John Baldessari is a major figure in contemporary art. He has had numerous solo exhibitions including shows at the Reykjavik Art Museum in Iceland, the Marian Goodman Gallery in New York, the Sprengel Museum in Hanover, Germany, and the Margo Leavin Gallery in Los Angeles. His work has been included in group shows across the U.S. and abroad including exhibits at the Getty Museum, Los Angeles, Museu d'Art Contempoari de Barcelona, the Armand Hammer Museum in Los Angeles, and the Venice Biennial.
Evan Holloway
Free Space Meter Boot, 2000
steel; color photograph,
steel box halves approximately 17 1/4" x 8 1/4" x 8 3/8"
and 18 1/4" x 8" x 9"; approximately 18 1/4" x 8" x 9"
installed (interlocking); color photo 8" x 10"; ed. of 15
$1400
Evan Holloway has made an object entitled Free Space Meter Boot.
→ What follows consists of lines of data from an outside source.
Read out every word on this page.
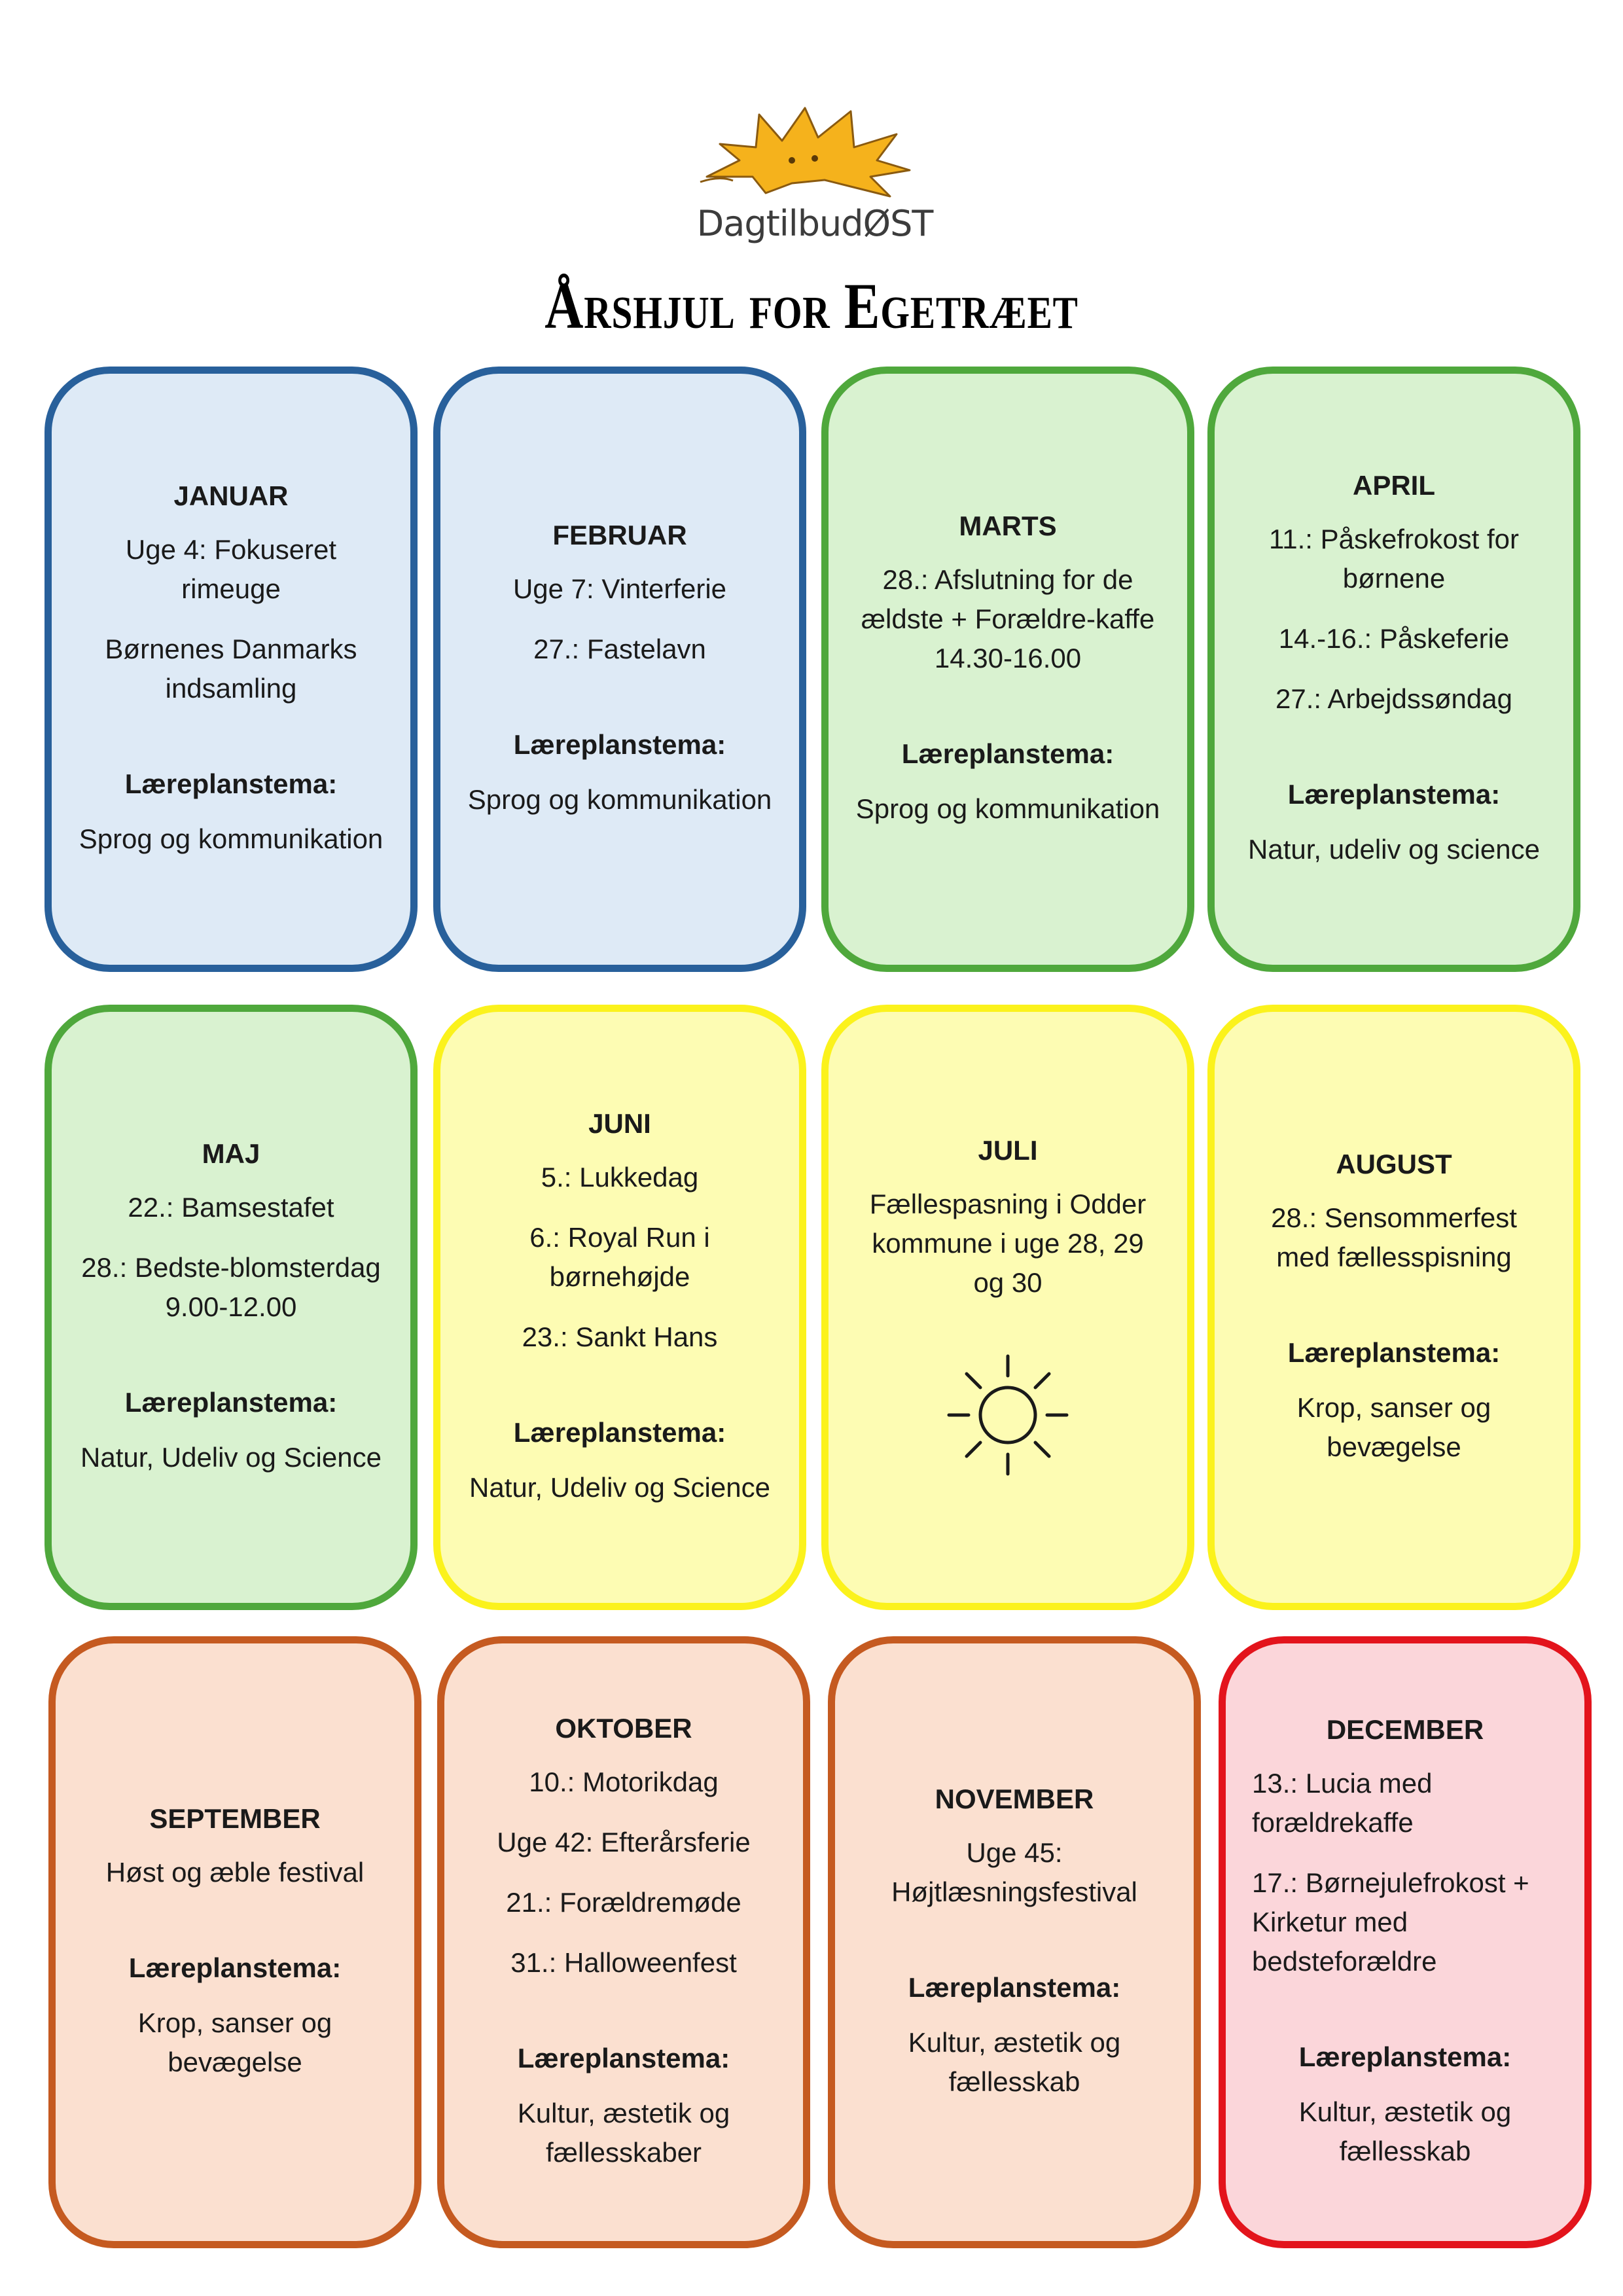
DagtilbudØST
Årshjul for Egetræet
JANUAR
Uge 4: Fokuseret rimeuge
Børnenes Danmarks indsamling
Læreplanstema:
Sprog og kommunikation
FEBRUAR
Uge 7: Vinterferie
27.: Fastelavn
Læreplanstema:
Sprog og kommunikation
MARTS
28.: Afslutning for de ældste + Forældre-kaffe 14.30-16.00
Læreplanstema:
Sprog og kommunikation
APRIL
11.: Påskefrokost for børnene
14.-16.: Påskeferie
27.: Arbejdssøndag
Læreplanstema:
Natur, udeliv og science
MAJ
22.: Bamsestafet
28.: Bedste-blomsterdag 9.00-12.00
Læreplanstema:
Natur, Udeliv og Science
JUNI
5.: Lukkedag
6.: Royal Run i børnehøjde
23.: Sankt Hans
Læreplanstema:
Natur, Udeliv og Science
JULI
Fællespasning i Odder kommune i uge 28, 29 og 30
AUGUST
28.: Sensommerfest med fællesspisning
Læreplanstema:
Krop, sanser og bevægelse
SEPTEMBER
Høst og æble festival
Læreplanstema:
Krop, sanser og bevægelse
OKTOBER
10.: Motorikdag
Uge 42: Efterårsferie
21.: Forældremøde
31.: Halloweenfest
Læreplanstema:
Kultur, æstetik og fællesskaber
NOVEMBER
Uge 45: Højtlæsningsfestival
Læreplanstema:
Kultur, æstetik og fællesskab
DECEMBER
13.: Lucia med forældrekaffe
17.: Børnejulefrokost + Kirketur med bedsteforældre
Læreplanstema:
Kultur, æstetik og fællesskab
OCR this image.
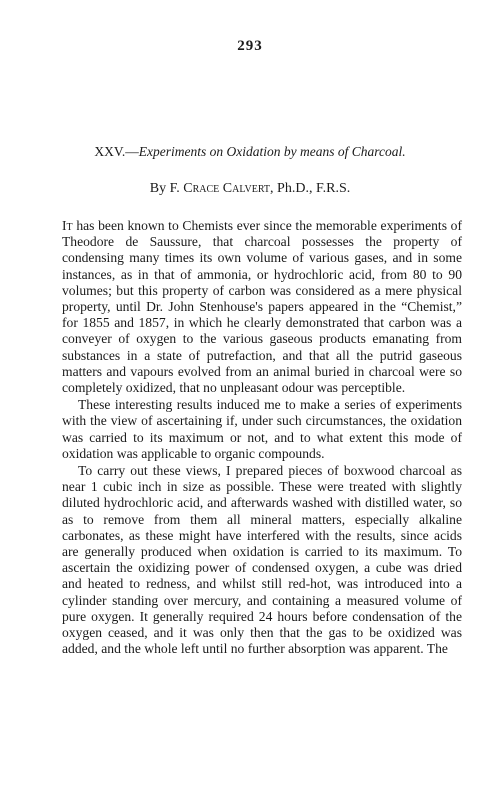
293
XXV.—Experiments on Oxidation by means of Charcoal.
By F. Crace Calvert, Ph.D., F.R.S.

It has been known to Chemists ever since the memorable experiments of Theodore de Saussure, that charcoal possesses the property of condensing many times its own volume of various gases, and in some instances, as in that of ammonia, or hydrochloric acid, from 80 to 90 volumes; but this property of carbon was considered as a mere physical property, until Dr. John Stenhouse's papers appeared in the “Chemist,” for 1855 and 1857, in which he clearly demonstrated that carbon was a conveyer of oxygen to the various gaseous products emanating from substances in a state of putrefaction, and that all the putrid gaseous matters and vapours evolved from an animal buried in charcoal were so completely oxidized, that no unpleasant odour was perceptible.

These interesting results induced me to make a series of experiments with the view of ascertaining if, under such circumstances, the oxidation was carried to its maximum or not, and to what extent this mode of oxidation was applicable to organic compounds.

To carry out these views, I prepared pieces of boxwood charcoal as near 1 cubic inch in size as possible. These were treated with slightly diluted hydrochloric acid, and afterwards washed with distilled water, so as to remove from them all mineral matters, especially alkaline carbonates, as these might have interfered with the results, since acids are generally produced when oxidation is carried to its maximum. To ascertain the oxidizing power of condensed oxygen, a cube was dried and heated to redness, and whilst still red-hot, was introduced into a cylinder standing over mercury, and containing a measured volume of pure oxygen. It generally required 24 hours before condensation of the oxygen ceased, and it was only then that the gas to be oxidized was added, and the whole left until no further absorption was apparent. The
It is a steel box reminiscent of a Serra maquette -- it is a finely scaled rectangle with an industrial patina. The box is designed to fit over a parking meter. Once in place, it cannot be removed unless the meter is actually cut away -- thus offering a free (albeit temporary) parking space. Like much of Holloway's work, this piece offers a kind of renegade hospitality or a small utopic gesture.
The steel sculpture consists of two interlocking five-sided steel boxes. Each box has a u-shaped cutout at one end with a diameter of approximately 3 1/2". The work is installed by pressing the two box halves around meter or a single vertical pole until they snap together. Flexible 20 gauge interlocking tabs on the interior of each component prevent the box halves from being separated once installed. The sculpture has been chemically patinated on the outside and rubbed with linseed oil. Each edition includes an 8" x 10" color photograph documenting the installation of the Meter Boot Prototype on 29 March 2000.
Evan Holloway has had solo exhibitions at Marc Foxx, Los Angeles, where he is represented, and at Arts Commission Gallery and Galaxy Bizarre in Tacoma, WA. In addition, he has participated in such notable group shows as Standing Still & Walking In Los Angeles at Gagosian Gallery, Caught at 303 Gallery in New York, Play Mode at University of California, Irvine and University of Michigan, Ann Arbor, Brighten the Corners at Marianne Boesky in New York, Malibu Sex Party at PURPLE in Los Angeles, and Work and Progress at Los Angeles Contemporary Exhibitions.